Era Invierno. Lucía enfermó de pulmonía y decayó rápidamente. Rosalba no se despegaba de su lado, sirviéndole bebidas calientes y secando el sudor de su cara.

Al fin, murió.  Antes que llegara alguien, Rosalba le quitó el anillo. ¡ Con qué facilidad resbaló, después de haber pasado una vida aferrado a su mano con garfios de hierro!

-¡ Nunca lo tuvo apretado, la vieja mentirosa!- exclamó la joven, con rencor.

Lo deslizó en su dedo y se asombró de lo bien que le calzaba. Sintió que se adhería a su piel, como si siempre le hubiera pertenecido. El ansia de su pecho se calmó. ¡  Ese anillo era todo lo que necesitaba para vivir!

-¡ Por fin es mío! - exclamó jubilosa- ¡ Al fin podré ser feliz!




domingo, 1 de enero de 2023

EL CUENTO DE LA VIDA.

Salió de la casa de su infancia y como en el cuento de Hansel y Gretel, fue echando miguitas de pan en el camino, para poder volver.

Pero, llegó una bandada de pájaros hambrientos y se las comieron todas, sin dejar rastro.

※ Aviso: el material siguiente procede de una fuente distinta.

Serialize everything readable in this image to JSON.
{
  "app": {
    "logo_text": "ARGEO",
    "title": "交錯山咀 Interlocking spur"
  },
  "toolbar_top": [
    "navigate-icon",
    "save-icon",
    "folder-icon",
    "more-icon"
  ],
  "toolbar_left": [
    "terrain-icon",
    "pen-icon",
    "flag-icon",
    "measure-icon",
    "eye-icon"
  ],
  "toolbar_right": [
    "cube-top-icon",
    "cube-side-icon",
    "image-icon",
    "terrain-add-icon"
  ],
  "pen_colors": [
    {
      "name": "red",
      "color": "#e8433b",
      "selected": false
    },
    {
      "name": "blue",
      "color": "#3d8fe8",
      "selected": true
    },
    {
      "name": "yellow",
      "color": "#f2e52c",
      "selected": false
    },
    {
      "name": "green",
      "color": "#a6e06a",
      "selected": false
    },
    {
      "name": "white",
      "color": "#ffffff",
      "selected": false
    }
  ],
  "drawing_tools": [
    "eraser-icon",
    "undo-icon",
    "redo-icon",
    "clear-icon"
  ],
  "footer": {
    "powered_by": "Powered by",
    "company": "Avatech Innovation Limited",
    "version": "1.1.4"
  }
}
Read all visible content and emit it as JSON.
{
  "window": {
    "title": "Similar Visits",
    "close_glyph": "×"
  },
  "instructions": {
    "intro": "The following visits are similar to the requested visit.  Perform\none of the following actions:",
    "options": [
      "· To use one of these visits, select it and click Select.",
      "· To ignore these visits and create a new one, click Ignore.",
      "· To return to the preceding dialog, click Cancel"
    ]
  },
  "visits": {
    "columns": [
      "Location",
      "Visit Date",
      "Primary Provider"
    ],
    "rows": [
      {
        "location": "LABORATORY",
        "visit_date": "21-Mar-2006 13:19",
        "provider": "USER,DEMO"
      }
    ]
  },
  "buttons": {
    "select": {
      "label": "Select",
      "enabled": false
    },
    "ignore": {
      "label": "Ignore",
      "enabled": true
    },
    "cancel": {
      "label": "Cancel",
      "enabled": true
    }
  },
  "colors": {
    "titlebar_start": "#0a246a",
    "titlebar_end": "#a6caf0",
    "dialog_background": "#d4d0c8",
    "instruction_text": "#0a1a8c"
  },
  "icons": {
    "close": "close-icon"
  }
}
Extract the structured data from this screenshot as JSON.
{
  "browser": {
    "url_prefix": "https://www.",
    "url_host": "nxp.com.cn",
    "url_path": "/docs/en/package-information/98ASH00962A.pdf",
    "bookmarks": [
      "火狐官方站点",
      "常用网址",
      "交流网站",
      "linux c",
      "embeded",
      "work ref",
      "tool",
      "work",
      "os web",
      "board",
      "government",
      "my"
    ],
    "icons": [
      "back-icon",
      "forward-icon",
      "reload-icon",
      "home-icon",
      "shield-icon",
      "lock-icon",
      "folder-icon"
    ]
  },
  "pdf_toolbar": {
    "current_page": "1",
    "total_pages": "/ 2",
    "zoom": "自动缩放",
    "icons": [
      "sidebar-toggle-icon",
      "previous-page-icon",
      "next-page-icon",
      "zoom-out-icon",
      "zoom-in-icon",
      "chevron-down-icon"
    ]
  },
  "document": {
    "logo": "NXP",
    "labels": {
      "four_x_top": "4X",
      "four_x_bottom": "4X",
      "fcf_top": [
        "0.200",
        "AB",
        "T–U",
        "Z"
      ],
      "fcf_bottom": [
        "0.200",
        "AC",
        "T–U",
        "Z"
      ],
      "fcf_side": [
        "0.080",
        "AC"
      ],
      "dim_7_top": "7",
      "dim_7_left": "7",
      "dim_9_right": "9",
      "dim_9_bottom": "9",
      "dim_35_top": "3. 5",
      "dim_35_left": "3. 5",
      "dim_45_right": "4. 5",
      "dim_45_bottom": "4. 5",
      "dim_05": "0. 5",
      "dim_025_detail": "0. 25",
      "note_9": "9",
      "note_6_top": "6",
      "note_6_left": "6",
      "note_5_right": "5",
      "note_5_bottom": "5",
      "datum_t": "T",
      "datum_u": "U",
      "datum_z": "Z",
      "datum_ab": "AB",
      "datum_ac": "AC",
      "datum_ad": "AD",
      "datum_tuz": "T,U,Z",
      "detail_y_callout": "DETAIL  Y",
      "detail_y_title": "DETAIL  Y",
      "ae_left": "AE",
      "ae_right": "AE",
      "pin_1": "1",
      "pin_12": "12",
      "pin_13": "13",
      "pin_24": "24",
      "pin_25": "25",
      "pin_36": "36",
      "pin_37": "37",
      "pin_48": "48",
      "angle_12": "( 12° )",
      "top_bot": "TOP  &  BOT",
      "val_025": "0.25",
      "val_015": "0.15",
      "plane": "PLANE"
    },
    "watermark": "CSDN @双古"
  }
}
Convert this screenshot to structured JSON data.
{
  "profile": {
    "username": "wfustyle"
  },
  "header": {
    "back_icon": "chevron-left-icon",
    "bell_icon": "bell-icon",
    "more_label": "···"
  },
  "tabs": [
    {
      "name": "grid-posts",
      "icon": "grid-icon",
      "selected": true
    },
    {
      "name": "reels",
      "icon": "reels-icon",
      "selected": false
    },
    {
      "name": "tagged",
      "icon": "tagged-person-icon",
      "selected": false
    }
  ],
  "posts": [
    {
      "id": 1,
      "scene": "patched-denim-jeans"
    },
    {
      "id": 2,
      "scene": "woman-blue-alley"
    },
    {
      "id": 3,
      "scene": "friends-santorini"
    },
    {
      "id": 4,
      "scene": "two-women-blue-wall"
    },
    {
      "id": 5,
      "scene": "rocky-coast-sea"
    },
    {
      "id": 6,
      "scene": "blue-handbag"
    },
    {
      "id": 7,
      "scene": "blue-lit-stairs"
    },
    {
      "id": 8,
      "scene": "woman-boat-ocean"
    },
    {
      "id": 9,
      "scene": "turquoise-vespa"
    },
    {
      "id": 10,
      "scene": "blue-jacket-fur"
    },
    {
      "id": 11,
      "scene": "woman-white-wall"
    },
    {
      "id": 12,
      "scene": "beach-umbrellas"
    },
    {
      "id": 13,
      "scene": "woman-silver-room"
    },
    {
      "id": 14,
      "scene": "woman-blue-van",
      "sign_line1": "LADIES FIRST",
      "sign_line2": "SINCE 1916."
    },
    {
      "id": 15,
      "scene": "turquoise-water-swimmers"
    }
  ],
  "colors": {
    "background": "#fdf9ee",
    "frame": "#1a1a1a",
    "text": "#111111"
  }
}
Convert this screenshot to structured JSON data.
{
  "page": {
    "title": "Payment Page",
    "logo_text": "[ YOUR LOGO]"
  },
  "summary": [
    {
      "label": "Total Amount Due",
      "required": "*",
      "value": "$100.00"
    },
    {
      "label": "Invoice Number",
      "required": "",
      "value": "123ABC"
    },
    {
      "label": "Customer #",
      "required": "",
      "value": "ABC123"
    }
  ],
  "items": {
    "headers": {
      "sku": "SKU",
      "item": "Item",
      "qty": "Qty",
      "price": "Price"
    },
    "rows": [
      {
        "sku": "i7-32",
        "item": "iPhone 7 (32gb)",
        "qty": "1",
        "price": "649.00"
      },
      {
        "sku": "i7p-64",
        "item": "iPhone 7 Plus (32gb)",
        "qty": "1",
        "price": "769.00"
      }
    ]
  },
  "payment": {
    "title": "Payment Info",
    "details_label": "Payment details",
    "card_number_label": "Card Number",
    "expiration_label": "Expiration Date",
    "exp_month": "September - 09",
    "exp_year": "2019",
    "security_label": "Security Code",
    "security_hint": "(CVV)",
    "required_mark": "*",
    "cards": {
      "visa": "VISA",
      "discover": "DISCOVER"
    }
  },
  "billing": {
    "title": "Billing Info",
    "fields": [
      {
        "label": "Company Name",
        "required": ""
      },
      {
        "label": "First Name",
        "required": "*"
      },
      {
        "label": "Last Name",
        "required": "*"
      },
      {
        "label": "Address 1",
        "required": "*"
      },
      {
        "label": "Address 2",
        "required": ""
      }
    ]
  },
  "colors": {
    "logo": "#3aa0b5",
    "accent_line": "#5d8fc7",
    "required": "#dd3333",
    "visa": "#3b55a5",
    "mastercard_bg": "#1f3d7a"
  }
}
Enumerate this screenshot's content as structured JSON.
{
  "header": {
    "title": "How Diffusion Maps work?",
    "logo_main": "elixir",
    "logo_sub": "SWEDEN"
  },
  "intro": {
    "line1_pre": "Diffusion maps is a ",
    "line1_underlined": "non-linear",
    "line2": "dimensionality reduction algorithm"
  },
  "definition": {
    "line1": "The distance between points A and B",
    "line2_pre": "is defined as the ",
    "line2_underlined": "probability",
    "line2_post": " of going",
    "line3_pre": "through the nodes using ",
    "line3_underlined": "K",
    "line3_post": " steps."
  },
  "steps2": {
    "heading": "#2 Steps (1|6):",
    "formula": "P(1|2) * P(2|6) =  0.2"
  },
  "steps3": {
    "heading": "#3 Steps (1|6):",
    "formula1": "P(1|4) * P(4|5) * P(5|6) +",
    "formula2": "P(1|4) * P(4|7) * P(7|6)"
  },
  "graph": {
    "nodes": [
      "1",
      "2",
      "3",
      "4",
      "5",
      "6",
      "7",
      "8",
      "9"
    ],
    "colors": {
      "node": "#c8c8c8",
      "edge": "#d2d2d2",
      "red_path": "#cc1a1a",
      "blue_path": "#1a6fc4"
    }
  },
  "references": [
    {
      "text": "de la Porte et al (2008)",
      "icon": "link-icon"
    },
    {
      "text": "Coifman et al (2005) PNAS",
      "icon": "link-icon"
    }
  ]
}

Pasó el tiempo y sus padres abandonaron la casa también. Primero salió él, encorvado y triste y se perdió por una calle que la niebla borró. Su madre se quedó parada en el umbral, indecisa, como no sabiendo qué hacer con esa nueva soledad que le había caído encima.  Poco después, siguió los pasos del padre y se perdió por la misma calle sombría.

Los cimientos de la casa cedieron y las paredes se derrumbaron.  Frente a los escombros,  él se preguntó dolido:  ¿ A dónde se fueron mis padres? ¿ A dónde se fue mi juventud  ?

Ya anciano, se internó junto a otros por un bosque sin caminos. A su lado pasaba mucha gente que, al igual que él, parecía perdida. Nadie sabía hacia donde iban ni qué los esperaba detrás de aquellos árboles.

Algunos dijeron que, al igual que en los cuentos de hadas, al final del bosque había una casita de chocolate.  Varios se adelantaron para comprobarlo y no volvieron más. Otros hicieron más lento su paso, temerosos, porque corrió el rumor que en la casita los esperaba una bruja cruel que quería atraparlos.

Siguió caminando,  hasta que un día se abrió un claro en la espesura del bosque  y entonces la vio.

No era una bruja. Era una hermosa mujer, con el pelo oscuro como la noche y la cara pálida como la luz del amanecer. Estaba sentada en la puerta de su casa, tejiendo en un telar. El hilo que usaba era gris y sedoso como la materia de que están hechos los sueños.

-Estoy tejiendo tu mortaja- le dijo con dulzura- Podrás envolverte en ella y descansar por fin. Aquí se duerme sin sobresaltos y los sueños son tan hermosos que no querrás despertar jamás.